I’d say that’s a case of the pot calling the kettle black. Dr. Phil is a charlatan of the sort this country has been producing—and rewarding with obscene wealth—with alarming frequency for far too long. One of his own children is married to a former Playboy bunny, and anyone who would take parenting advice from such an odious fraud is guilty in my mind of criminal child neglect. I’ve repeatedly offered to arm-wrestle Phil McGraw on the Oprah show, but thus far he has ignored my challenges and spared himself further humiliation.
You’re unmarried and don’t have any children of your own. How have you developed your approach?
You don’t have to build a banana to know how to peel and eat one. I was a staff sergeant in the United States Army for a decade. I bred and trained bloodhounds for almost twenty years. I’ve had more dinners, dates, holidays, and public outings ruined by the misbehavior of other people’s infants and children than I could even begin to count.
You write that every child is born with “serious inherent defects,” yet others have argued that every child is born perfect. How are babies
defective?
Every baby is a constellation of defects, some of them unique to the individual child, others endemic to all infants—some might call this constellation of defects ‘human nature.’ Parenting is precisely the process by which these defects are eradicated and the child is trained to be a competent, responsible, and functioning adult. Show me a child who doesn’t learn conformity and strict obedience to authority in the home and I’ll show you a monster that hasn’t yet burst from the laboratory.
How do you explain sex to a young child?
You don’t.
What would be the effect on society if all children’s spirits remained intact?
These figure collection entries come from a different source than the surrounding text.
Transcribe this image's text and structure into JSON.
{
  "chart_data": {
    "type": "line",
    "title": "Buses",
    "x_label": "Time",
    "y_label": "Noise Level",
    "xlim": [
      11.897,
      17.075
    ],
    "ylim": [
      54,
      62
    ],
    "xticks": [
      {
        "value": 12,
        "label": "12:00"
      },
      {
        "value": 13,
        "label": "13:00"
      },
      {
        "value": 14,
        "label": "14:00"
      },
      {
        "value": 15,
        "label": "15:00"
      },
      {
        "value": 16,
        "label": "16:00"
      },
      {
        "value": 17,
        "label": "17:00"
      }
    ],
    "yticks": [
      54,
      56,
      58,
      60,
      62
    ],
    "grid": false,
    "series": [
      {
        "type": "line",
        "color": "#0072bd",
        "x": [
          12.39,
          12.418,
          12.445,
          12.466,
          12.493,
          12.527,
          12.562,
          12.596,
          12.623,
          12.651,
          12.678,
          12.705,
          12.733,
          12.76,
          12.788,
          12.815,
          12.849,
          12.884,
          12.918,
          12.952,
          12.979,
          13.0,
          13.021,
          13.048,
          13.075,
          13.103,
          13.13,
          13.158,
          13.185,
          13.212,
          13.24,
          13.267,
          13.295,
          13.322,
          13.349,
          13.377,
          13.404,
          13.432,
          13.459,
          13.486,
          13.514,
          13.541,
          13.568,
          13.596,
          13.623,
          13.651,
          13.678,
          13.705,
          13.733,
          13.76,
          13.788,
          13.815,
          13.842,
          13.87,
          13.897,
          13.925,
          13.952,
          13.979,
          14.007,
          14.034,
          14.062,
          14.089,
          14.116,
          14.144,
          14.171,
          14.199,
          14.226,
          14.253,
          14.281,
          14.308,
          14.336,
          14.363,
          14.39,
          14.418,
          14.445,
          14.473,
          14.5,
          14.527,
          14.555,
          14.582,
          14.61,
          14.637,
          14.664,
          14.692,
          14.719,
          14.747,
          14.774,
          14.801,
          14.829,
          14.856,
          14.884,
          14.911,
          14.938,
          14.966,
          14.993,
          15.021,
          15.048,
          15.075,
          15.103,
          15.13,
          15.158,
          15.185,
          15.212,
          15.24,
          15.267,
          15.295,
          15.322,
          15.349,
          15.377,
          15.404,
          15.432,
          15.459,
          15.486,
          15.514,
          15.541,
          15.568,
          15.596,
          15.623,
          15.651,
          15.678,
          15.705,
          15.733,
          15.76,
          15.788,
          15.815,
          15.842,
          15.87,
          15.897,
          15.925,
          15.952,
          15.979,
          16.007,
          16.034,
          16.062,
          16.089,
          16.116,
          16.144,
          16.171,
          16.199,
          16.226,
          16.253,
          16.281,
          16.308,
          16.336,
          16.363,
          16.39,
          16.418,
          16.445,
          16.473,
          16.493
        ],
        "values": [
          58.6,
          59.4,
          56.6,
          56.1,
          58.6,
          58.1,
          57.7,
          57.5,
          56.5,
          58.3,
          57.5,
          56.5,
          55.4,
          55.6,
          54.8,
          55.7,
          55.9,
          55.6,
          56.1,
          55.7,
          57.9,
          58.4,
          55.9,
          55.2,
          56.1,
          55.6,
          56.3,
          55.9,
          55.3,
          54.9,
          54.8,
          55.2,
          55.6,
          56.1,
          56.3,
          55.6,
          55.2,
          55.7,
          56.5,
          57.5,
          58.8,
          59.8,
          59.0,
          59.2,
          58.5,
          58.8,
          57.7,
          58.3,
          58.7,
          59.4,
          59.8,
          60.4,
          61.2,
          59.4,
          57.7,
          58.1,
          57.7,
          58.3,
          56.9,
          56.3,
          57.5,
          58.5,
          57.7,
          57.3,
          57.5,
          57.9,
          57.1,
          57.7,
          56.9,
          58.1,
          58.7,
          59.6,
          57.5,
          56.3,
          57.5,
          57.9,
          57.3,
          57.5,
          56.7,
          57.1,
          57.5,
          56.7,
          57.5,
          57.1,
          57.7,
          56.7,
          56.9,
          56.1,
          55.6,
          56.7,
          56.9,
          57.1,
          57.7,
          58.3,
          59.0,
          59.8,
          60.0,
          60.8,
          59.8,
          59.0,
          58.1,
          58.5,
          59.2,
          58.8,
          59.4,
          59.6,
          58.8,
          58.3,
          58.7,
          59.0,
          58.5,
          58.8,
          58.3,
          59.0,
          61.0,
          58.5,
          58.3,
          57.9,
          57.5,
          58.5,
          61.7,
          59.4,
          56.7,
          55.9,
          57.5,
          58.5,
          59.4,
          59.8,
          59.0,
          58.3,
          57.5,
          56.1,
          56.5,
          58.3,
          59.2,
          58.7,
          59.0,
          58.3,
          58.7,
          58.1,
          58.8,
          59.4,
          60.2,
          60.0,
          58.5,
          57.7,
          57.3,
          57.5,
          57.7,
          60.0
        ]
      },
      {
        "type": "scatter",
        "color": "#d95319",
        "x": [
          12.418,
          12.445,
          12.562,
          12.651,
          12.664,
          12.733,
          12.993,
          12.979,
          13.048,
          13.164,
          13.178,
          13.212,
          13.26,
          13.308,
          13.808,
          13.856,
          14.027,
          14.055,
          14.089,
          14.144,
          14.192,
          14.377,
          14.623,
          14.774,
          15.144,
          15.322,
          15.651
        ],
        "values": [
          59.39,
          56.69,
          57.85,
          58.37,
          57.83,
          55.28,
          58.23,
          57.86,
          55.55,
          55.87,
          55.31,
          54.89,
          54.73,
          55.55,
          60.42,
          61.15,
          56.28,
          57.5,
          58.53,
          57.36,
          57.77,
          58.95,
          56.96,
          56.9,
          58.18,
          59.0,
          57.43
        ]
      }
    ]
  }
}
A nation of ‘enlightened’ depressives who buy their potatoes at co-ops and are prisoners to their increasingly disenchanted and depressed children. ‘Spirit’ is one of the most abused words in the English language, and what this world does not need at this moment in time are any more spirited—and spoiled—children. Deprivation and disappointment breed initiative, and what we desperately need are responsible, realistic kids who are fully prepared to take their licks and who recognize their place in a functional, moral, and civilized society. Dog eat dog, of course, implies that some dogs are going to be eaten. That, in a nutshell, is life, and it’s the essential message of both my books.